NVIDIA’s Vera Rubin platform marks a new era of full-rack supercomputing for AI. As a fully liquid-cooled flagship solution, it integrates 72 Rubin GPUs and 36 Vera CPUs, paired with NVLink 6 and Spectrum-X high-speed networking, achieving an internal bandwidth of up to 260TB/s in a single cabinet. Compared with the previous-generation Blackwell platform, Vera Rubin improves training efficiency by 4x, reduces inference costs by 90%, and boosts performance-per-watt by 10x, optimized for next-generation agentic AI and large-scale inference. Mass deployment is expected in the second half of 2026, supporting the world’s top intelligent computing centers.
Full liquid cooling is a key enabler of this AI Server Upgrade. As power consumption per accelerator exceeds 2,000W, traditional air cooling is no longer sufficient. Cold-plate and immersion liquid cooling have been rapidly adopted. Huawei Atlas 950, Dell PowerEdge, HPE ProLiant, and NVIDIA Vera Rubin all featurefull liquid-cooling design, reducing PUE below 1.1, increasing computing density by 3–5 times, and lowering long-term operating costs, aligning with global green data center trends.
The AI server boom has triggered a global shortage of upstream components. HBM3e memory prices have risen 30%–50% in six months, DDR5 server memory has increased by more than 90%, and 800G/1.6T optical modules, high-speed switching chips, and high-efficiency power supplies are in short supply.
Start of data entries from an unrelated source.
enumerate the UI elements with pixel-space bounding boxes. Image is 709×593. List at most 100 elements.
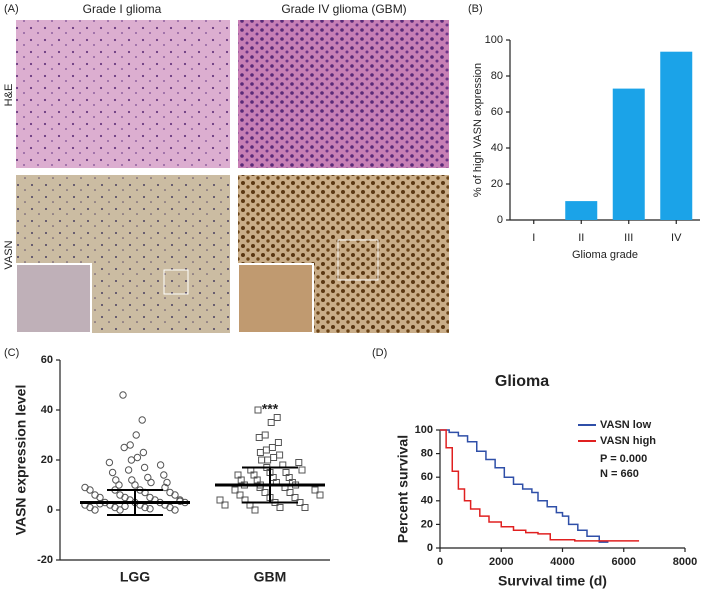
- data-point: [267, 419, 275, 426]
- inset-box: [337, 239, 379, 281]
- data-point: [258, 456, 266, 464]
- data-point: [216, 496, 224, 504]
- y-tick-label: 20: [491, 178, 503, 190]
- y-tick-label: 60: [41, 354, 53, 366]
- data-point: [116, 506, 124, 514]
- chart-title: Glioma: [495, 373, 549, 390]
- data-point: [140, 463, 149, 472]
- inset-box: [163, 269, 189, 295]
- annotation: N = 660: [600, 468, 639, 480]
- legend-label: VASN low: [600, 419, 652, 431]
- survival-curve: [440, 429, 640, 542]
- data-point: [221, 501, 229, 509]
- column-header: Grade I glioma: [83, 2, 162, 16]
- column-header: Grade IV glioma (GBM): [281, 2, 406, 16]
- y-tick-label: -20: [37, 554, 53, 566]
- data-point: [264, 456, 272, 464]
- data-point: [236, 491, 244, 499]
- data-point: [138, 416, 146, 424]
- x-axis-label: Glioma grade: [572, 249, 638, 261]
- data-point: [96, 493, 104, 502]
- data-point: [121, 502, 129, 510]
- data-point: [270, 454, 278, 461]
- y-axis-label: % of high VASN expression: [472, 63, 484, 197]
- bar: [565, 201, 598, 220]
- x-tick-label: 0: [437, 556, 443, 568]
- data-point: [171, 491, 179, 499]
- data-point: [119, 391, 127, 399]
- y-tick-label: 80: [491, 70, 503, 82]
- annotation: ***: [262, 401, 279, 417]
- data-point: [146, 505, 154, 513]
- x-tick-label: III: [624, 232, 633, 244]
- annotation: P = 0.000: [600, 453, 647, 465]
- data-point: [147, 478, 155, 487]
- panel-label: (C): [4, 347, 19, 359]
- data-point: [261, 431, 269, 439]
- data-point: [311, 486, 319, 494]
- x-tick-label: 6000: [612, 556, 636, 568]
- row-label: VASN: [3, 240, 15, 269]
- y-tick-label: 20: [41, 454, 53, 466]
- bar: [660, 51, 693, 221]
- data-point: [262, 446, 270, 454]
- y-tick-label: 40: [41, 404, 53, 416]
- data-point: [126, 441, 134, 449]
- data-point: [131, 481, 139, 489]
- data-point: [255, 434, 263, 441]
- micrograph: [16, 20, 230, 168]
- data-point: [251, 506, 259, 514]
- y-tick-label: 0: [427, 542, 433, 554]
- panel-label: (B): [468, 3, 483, 15]
- data-point: [120, 443, 128, 452]
- x-tick-label: 2000: [489, 556, 513, 568]
- y-tick-label: 40: [421, 495, 433, 507]
- data-point: [274, 439, 282, 446]
- y-tick-label: 0: [47, 504, 53, 516]
- data-point: [139, 448, 148, 457]
- data-point: [115, 481, 123, 489]
- data-point: [316, 491, 324, 499]
- y-tick-label: 100: [415, 424, 433, 436]
- data-point: [268, 444, 276, 451]
- x-tick-label: 4000: [550, 556, 574, 568]
- panel-label: (D): [372, 347, 387, 359]
- row-label: H&E: [3, 84, 15, 107]
- data-point: [132, 431, 140, 439]
- y-tick-label: 100: [485, 34, 503, 46]
- data-point: [108, 468, 117, 477]
- data-point: [141, 503, 149, 512]
- y-tick-label: 80: [421, 448, 433, 460]
- y-tick-label: 60: [421, 471, 433, 483]
- data-point: [231, 486, 239, 494]
- legend-label: VASN high: [600, 435, 656, 447]
- panel-label: (A): [4, 3, 19, 15]
- x-tick-label: LGG: [120, 569, 150, 585]
- data-point: [301, 504, 309, 511]
- data-point: [261, 489, 269, 496]
- data-point: [295, 459, 303, 466]
- x-tick-label: II: [578, 232, 584, 244]
- data-point: [105, 458, 114, 467]
- data-point: [163, 478, 171, 487]
- data-point: [86, 486, 94, 494]
- data-point: [156, 461, 165, 469]
- x-axis-label: Survival time (d): [498, 573, 607, 589]
- y-tick-label: 0: [497, 214, 503, 226]
- data-point: [133, 453, 142, 462]
- data-point: [254, 406, 262, 414]
- inset: [15, 263, 92, 334]
- y-tick-label: 60: [491, 106, 503, 118]
- data-point: [161, 483, 169, 492]
- y-axis-label: VASN expression level: [13, 385, 29, 536]
- y-tick-label: 20: [421, 518, 433, 530]
- data-point: [171, 506, 179, 514]
- bar: [612, 88, 645, 220]
- data-point: [286, 489, 294, 496]
- data-point: [124, 466, 133, 474]
- data-point: [291, 494, 299, 501]
- inset: [237, 263, 314, 334]
- data-point: [256, 449, 264, 456]
- data-point: [276, 451, 284, 459]
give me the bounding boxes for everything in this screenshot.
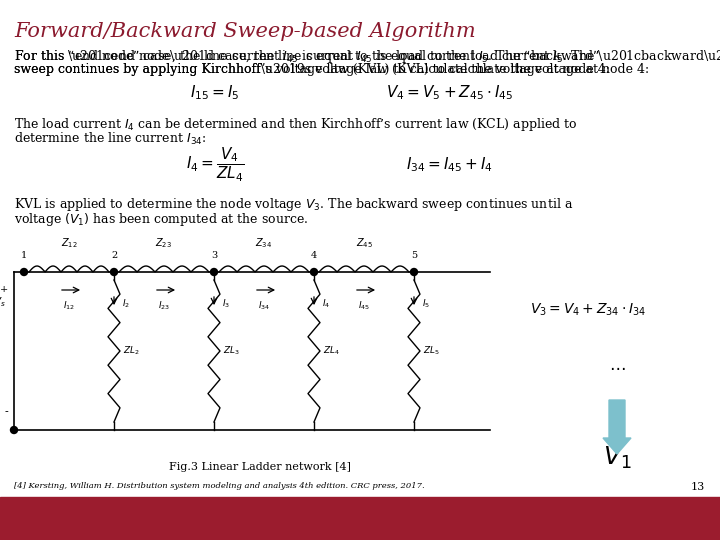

Major manufacturers have raised prices and extended delivery times to 16–28 weeks, yet demand from cloud giants, financial institutions, energy companies, and research institutes remains strong.
Looking ahead, 2026 is widely regarded as the first year of large-scale commercialization for AI servers. Supported by trillion-parameter models, industrial intelligence, and cloud computing upgrades, AI servers will maintain high growth in the next 1–2 years. Full liquid cooling, large-scale clustering, ultra-low latency, and high energy efficiency will become core technical directions.
Huawei Atlas 950, Dell PowerEdge, HPE ProLiant, and NVIDIA Vera Rubin represent the cutting edge of the industry and define its future path. As technology matures and the supply chain stabilizes, AI servers will lower the threshold of intelligent computing and accelerate the digital transformation of industries worldwide, becoming the core infrastructure of the digital economy era.